Canada authorized Pfizer’s coronavirus vaccine for emergency use Wednesday, becoming the latest country to approve the new drug for mass distribution.
Prime Minister Justin Trudeau said earlier this week that Canada could receive nearly 250,000 doses of the vaccine, developed in partnership with the German drug maker BioNTech, before the end of the year, and that vaccinations could begin early next week in 14 major Canadian cities. The Wednesday announcement from Canada’s federal health department comes just two days after the United Kingdom approved Pfizer’s vaccine for use.
Canada’s vaccination process is rather decentralized, with each of the country’s 13 provinces and territories responsible for administering the vaccine and for deciding which residents will first receive it, according to The Washington Post.
Plans released in most areas so far have said that long-term nursing home residents, adults in Indigenous communities, the elderly and select health care workers will receive shots first.
Though Canada has a relatively small population of approximately 38 million people, but country’s geographic size could prove logistically challenging to the nationwide vaccination effort.

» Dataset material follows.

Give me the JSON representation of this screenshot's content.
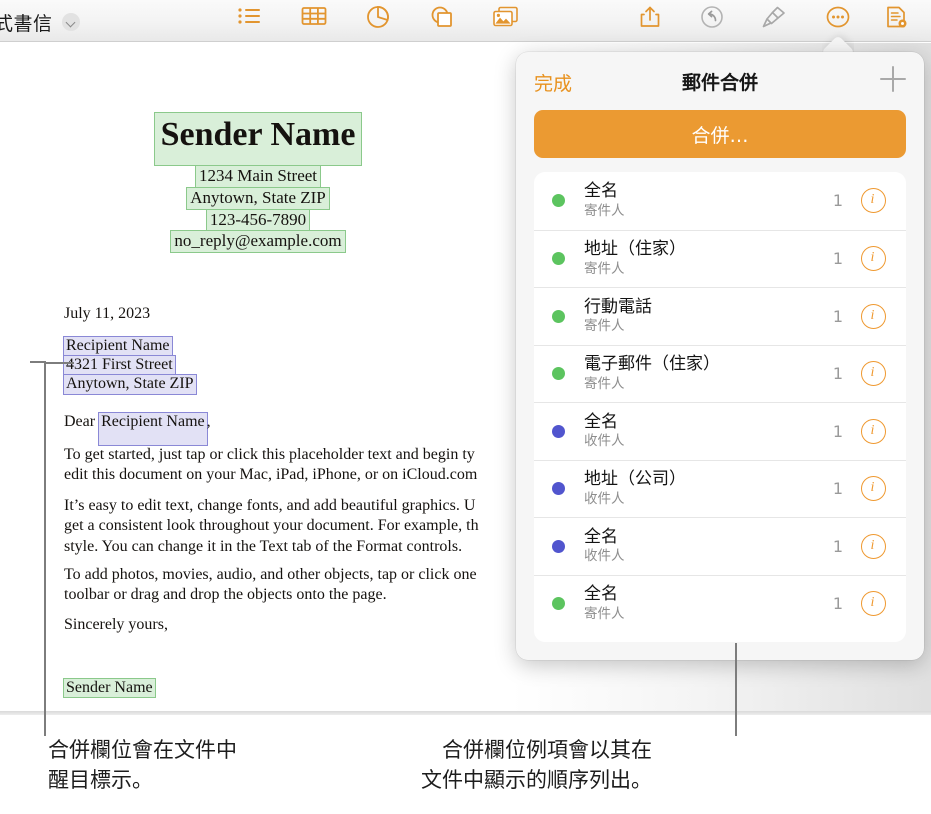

The three northern territories lie largely above the Arctic Circle, and federal officials there stated that they hope to receive the Moderna vaccine, once approved, since it can be stored at far warmer temperatures and requires less specialized equipment, The Post reported.
Canada has purchased 20 million doses of the Pfizer vaccine, enough to vaccinate 10 million people, and has an option to purchase more.
Pfizer’s coronavirus vaccine has yet to be authorized for emergency use by the U.S. Food and Drug Administration, but reports indicate that it could be granted approval as soon as Thursday, with vaccinations beginning as early as next week.
Canada has recorded over 435,000 coronavirus cases and nearly 13,000 deaths, according to a Johns Hopkins University database.